Когда мы прибежали к Альме, лиана все еще слабо раскачивалась. Каприата направил луч фонаря вверх, но верхняя часть лианы и существо, которое ее качало, были скрыты за массой бромелиевых. Мы светили со всех сторон, но ничего не могли рассмотреть, а движение не прекращалось. В конце концов Каприата спустился в ущелье и ухватился за нижний конец лианы. Он туго натянул ее, подержал с минуту, а потом отпустил. Она тут же снова стала качаться. Потом он несильно ее дернул, и до нас тут же донесся протяжный, тоненький, пискливый и ужасно жалостный свист, исходивший из густой листвы.
– Слушайте, слушайте! – шепнул снизу Каприата. – Это «бедняжка-я».
– Что-что? – хором переспросили мы.
– Очень грустный маленький зверек, сэр. Он всегда прячет мордочку в лапках.
– Как будем его ловить? – спросил я.
– Думаю, я взберусь быстро-быстро, – послышалось в ответ. И мы тут же увидели Каприату, летящего над пропастью на паре подвернувшихся под руку лиан. Каприата был одним из лучших природных «лесовиков», каких мне приходилось встречать, и, пожалуй, единственным прирожденным охотником, который встретился нам в наших скитаниях по всему западному полушарию. Своим знанием лесной жизни, любовью к ней и умением молниеносно принимать решения он мог бы состязаться даже с обитателями африканских зарослей. Каприата проявлял неподдельный, поразительный интерес к зоологии; доказательством этого горячего увлечения служит то, что и сейчас, спустя более чем год после нашего отъезда, он продолжает сотнями присылать мне животных, безукоризненно законсервированных, этикетированных и внесенных в каталог, – а ведь он всю жизнь проработал на полях!
Мы стояли над обрывом, светя фонарем, а он лез мимо нас все выше и выше. Поначалу его освещала луна, но потом черные тени от развесистых сучьев наверху поглотили его, и мы долго стояли в полном безмолвии и ждали. Теперь все лианы раскачивались, как в бурю, но, так как мне было не велено светить наверх, пока Каприата не даст сигнал, я стал оглядываться вокруг и смотреть вниз. Мне тут же бросилось в глаза нечто блестящее и ярко-оранжевое, прилепившееся к узловатому подножию дерева, росшего поблизости. Я никогда не видывал подобных грибообразных наростов, поэтому подошел поближе. Каково же было мое удивление, когда он вдруг заметно съежился, и, приглядевшись, я заметил, что от этого загадочного образования к земле тянется дорожка блестящей слизи. Пришлось почти уткнуться в него носом (он у меня довольно длинный), и только я наклонился, как оно вдруг похудело, вытянулось с одной стороны и приподнялось, слегка коснувшись упомянутой выдающейся и драгоценной части моего лица. Я настолько потерял власть над собой, что дернул головой и изрядно ушибся о деревце, без всякого злого умысла стоявшее сзади. Это окончательно вывело меня из себя, но не успел я опомниться и снять – точнее, отлепить – эту оранжевую массу с дерева и увязать в носовой платок, как сверху послышался крик Каприаты. Я быстро завязал платок и схватился за фонарь.

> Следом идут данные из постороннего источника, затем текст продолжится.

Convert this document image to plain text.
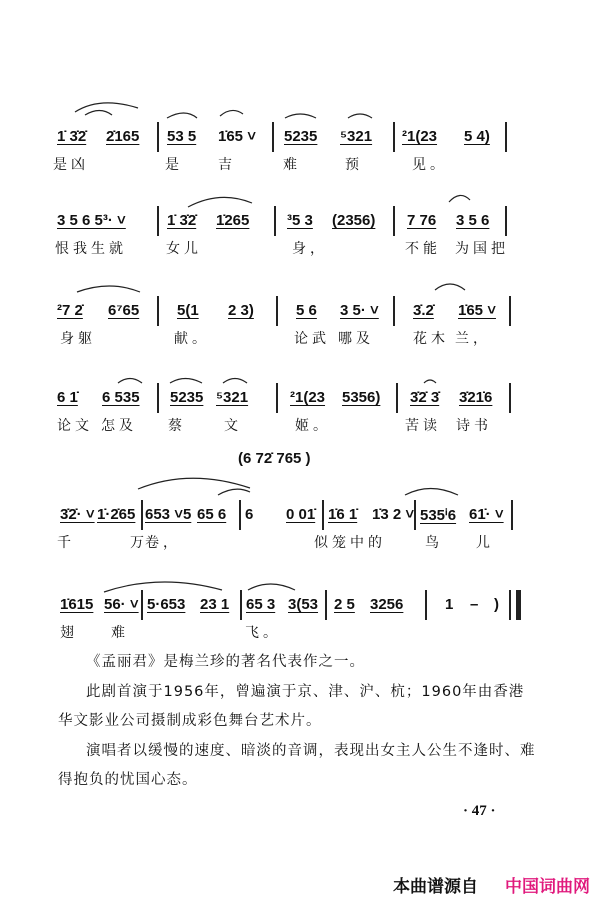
1̇ 3̇2̇ 2̇165 53 5 1̇65 ˅ 5235 ⁵321 ²1(23 5 4)
是凶	是	吉	难	预	见。
3 5 6 5³· ˅	1̇ 3̇2̇ 1̇265	³5 3 (2356) 7 76 3 5 6
恨我生就	女儿	身，	不能 为国把
²7 2̇ 6⁷65	5(1 2 3)	5 6 3 5· ˅ 3̇.2̇ 1̇65 ˅
身躯	献。	论武 哪及	花木 兰，
6 1̇ 6 535 5235 ⁵321	²1(23 5356) 3̇2̇ 3̇ 3̇21̇6
论文 怎及 蔡	文	姬。	苦读 诗书
(6 72̇ 765 )
3̇2̇· ˅ 1̇·2̇65 653 ˅5 65 6 6 0 01̇ 1̇6 1̇ 1̇3 2 ˅ 535ⁱ6 61̇· ˅
千	万
卷，	似笼中的	鸟 儿
1̇615 56· ˅ 5·653 23 1 65 3 3(53 2 5 3256	1 – )
翅 难	飞。

《孟丽君》是梅兰珍的著名代表作之一。

此剧首演于1956年，曾遍演于京、津、沪、杭；1960年由香港华文影业公司摄制成彩色舞台艺术片。

演唱者以缓慢的速度、暗淡的音调，表现出女主人公生不逢时、难得抱负的忧国心态。

· 47 ·
本曲谱源自 中国词曲网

Белый луч высветил сплошную зеленую массу наверху. Я не видел ни Каприаты, ни его добычи, но Альма принялась прыгать на месте, повизгивая от восторга и размахивая руками.
– Да что там? – сварливо рявкнул я. Я все еще не опомнился от своего приключения и потирал ушибленную голову.
– Не знаю, не знаю, но я это хочу! – услышал я в ответ. Голос Альмы звучал как-то особенно, хотя и знакомо: я привык связывать эти особые нотки с огнями парижских витрин.
Признаюсь, я с облегчением понял, что разделяю ее чувства, когда наконец разглядел нечто небольшое, округлое и мягкое на вид: оно болталось футах в двух ниже полога листвы, цепляясь за ненадежный стебель лианы. В ярком свете зверек казался совершенно беспомощным, глядя на нас несчастнейшими глазами, какие только можно себе вообразить.
– Сюда, сюда, спускайтесь по лианам! – заорали мы Каприате.
– Эту пару я видел, – глухо послышалось сверху. – Тут наверху лазает еще один, большой. Вы не можете дать мне фонарь?
– Нет! Ради всего святого, спускайтесь и ловите этого!